Papa Francesco sarà in viaggio in Armenia da venerdì 24 a domenica 26 giugno e in quei tre giorni farà visita alla capitale Erevan, a Gyumri, la seconda città armena e quella con la più folta comunità cattolica e infine Khor Virap, monastero armeno-apostolico, culla del cristianesimo armeno, a pochi chilometri dal confine turco.
Nel corso della visita al memoriale del genocidio armeno, a Yerevan sabato 25 giugno, Papa Francesco incontrerà un piccolo gruppo di discendenti dei perseguitati del Medz Yeghern, il grande male del 1915 come lo chiamano gli stessi armeni. Si tratta di «una decina di discendenti da perseguitati armeni a suo tempo accolti a Castel Gandolfo da Benedetto XV» ha spiegato il portavoce
vaticano, padre Federico Lombardi, nel corso di un briefing sul prossimo viaggio di Francesco (24-26 giugno).
Nel corso del briefing si è parlato anche della Dicharazione congiunta tra il Pontefice e il capo della Chiesa apostolica armena. Si è saputo ora che questa firma non ci sarà e sulla specifica questione, padre Lombardi ha risposto ai giornalisti: attualmente nel programma non c’è una Dichirazione comune e la questione è aperta. Il portavoce aveva prima ricordato l’esistenza della precedente Dichiarazione Comune tra Giovanni Paolo II e Karekin II nel 2001, documento nel quale si parla di genocidio.
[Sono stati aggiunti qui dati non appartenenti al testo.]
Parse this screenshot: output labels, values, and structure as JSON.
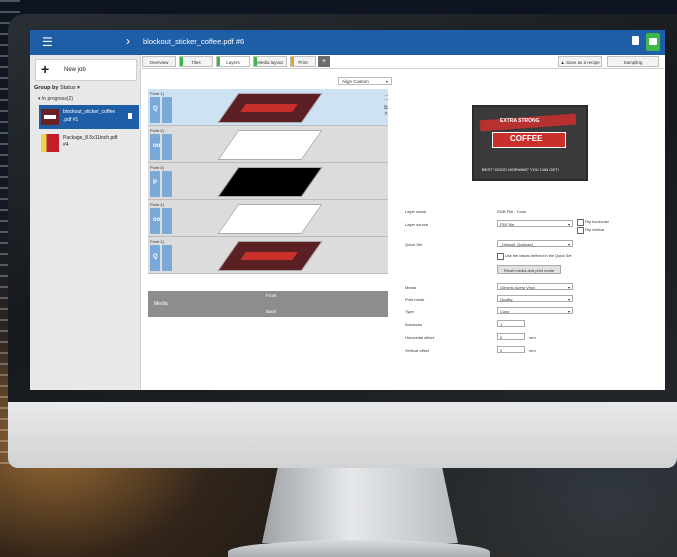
{
  "header": {
    "title": "blockout_sticker_coffee.pdf #6"
  },
  "jobs_panel": {
    "new_job_label": "New job",
    "group_by_label": "Group by",
    "group_by_value": "Status",
    "section_label": "▾ In progress(2)",
    "jobs": [
      {
        "name": "blockout_sticker_coffee.pdf #1",
        "number": "#6",
        "name_line": "blockout_sticker_coffee",
        "sub_line": ".pdf #1"
      },
      {
        "name_line": "Package_8.5x11inch.pdf",
        "sub_line": "#4"
      }
    ]
  },
  "tabs": [
    {
      "label": "Overview",
      "stripe": ""
    },
    {
      "label": "Tiles",
      "stripe": "#3fb64a"
    },
    {
      "label": "Layers",
      "stripe": "#3fb64a"
    },
    {
      "label": "Media layout",
      "stripe": "#3fb64a"
    },
    {
      "label": "Print",
      "stripe": "#f0a020"
    }
  ],
  "toolbar": {
    "save_recipe_label": "Save as a recipe",
    "sampling_label": "Sampling"
  },
  "align": {
    "value": "Align Custom"
  },
  "layers": [
    {
      "name": "Point 1)",
      "glyph": "Q",
      "selected": true
    },
    {
      "name": "Point 4)",
      "glyph": "oo",
      "selected": false
    },
    {
      "name": "Point 3)",
      "glyph": "P",
      "selected": false
    },
    {
      "name": "Point 4)",
      "glyph": "oo",
      "selected": false
    },
    {
      "name": "Point 1)",
      "glyph": "Q",
      "selected": false
    }
  ],
  "media_row": {
    "media_label": "Media",
    "front_label": "Front",
    "back_label": "Back"
  },
  "preview": {
    "line1": "EXTRA STRONG",
    "line2": "COFFEE",
    "line3": "BEST \"GOOD MORNING\" YOU CAN GET!"
  },
  "properties": {
    "layer_name_label": "Layer name",
    "layer_name_value": "RGB File - Color",
    "layer_source_label": "Layer source",
    "layer_source_value": "PDF file",
    "flip_horizontal": "Flip horizontal",
    "flip_vertical": "Flip vertical",
    "quick_set_label": "Quick Set",
    "quick_set_value": "_Default_Quickset_",
    "use_values_label": "Use the values defined in the Quick Set",
    "reset_button": "Reset media and print mode",
    "media_label": "Media",
    "media_value": "Generic Avery Vinyl",
    "print_mode_label": "Print mode",
    "print_mode_value": "Quality",
    "type_label": "Type",
    "type_value": "Color",
    "instances_label": "Instances",
    "instances_value": "1",
    "h_offset_label": "Horizontal offset",
    "h_offset_value": "0",
    "v_offset_label": "Vertical offset",
    "v_offset_value": "0",
    "unit": "mm"
  }
}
Come scrive il direttore del Sismografo, Luis Badilla si tratta del «14.mo pellegrinaggio internazionale di Francesco, 50 ore circa nella settima nazione asiatica visitata dopo Giordania, Palestina, Israele, Corea del Sud, Filippine e Sri Lanka, è solo la prima tappa di un viaggio nel Caucaso che include una seconda tappa: Georgia e Azerbaigian (dal 30 settembre al 2 ottobre, ndr), dal 30 settembre al 2 ottobre. Non si tratta di una precisazione marginale. Il Papa, infatti, ritiene che la sua presenza e missione pastorali hanno senso compiuto se portano la sua vicinanza e sollecitudine alle chiese e ai popoli protagonisti della storia, odierna e passata, dell’intera regione caucasica, cerniera tra l’Asia e l’Europa».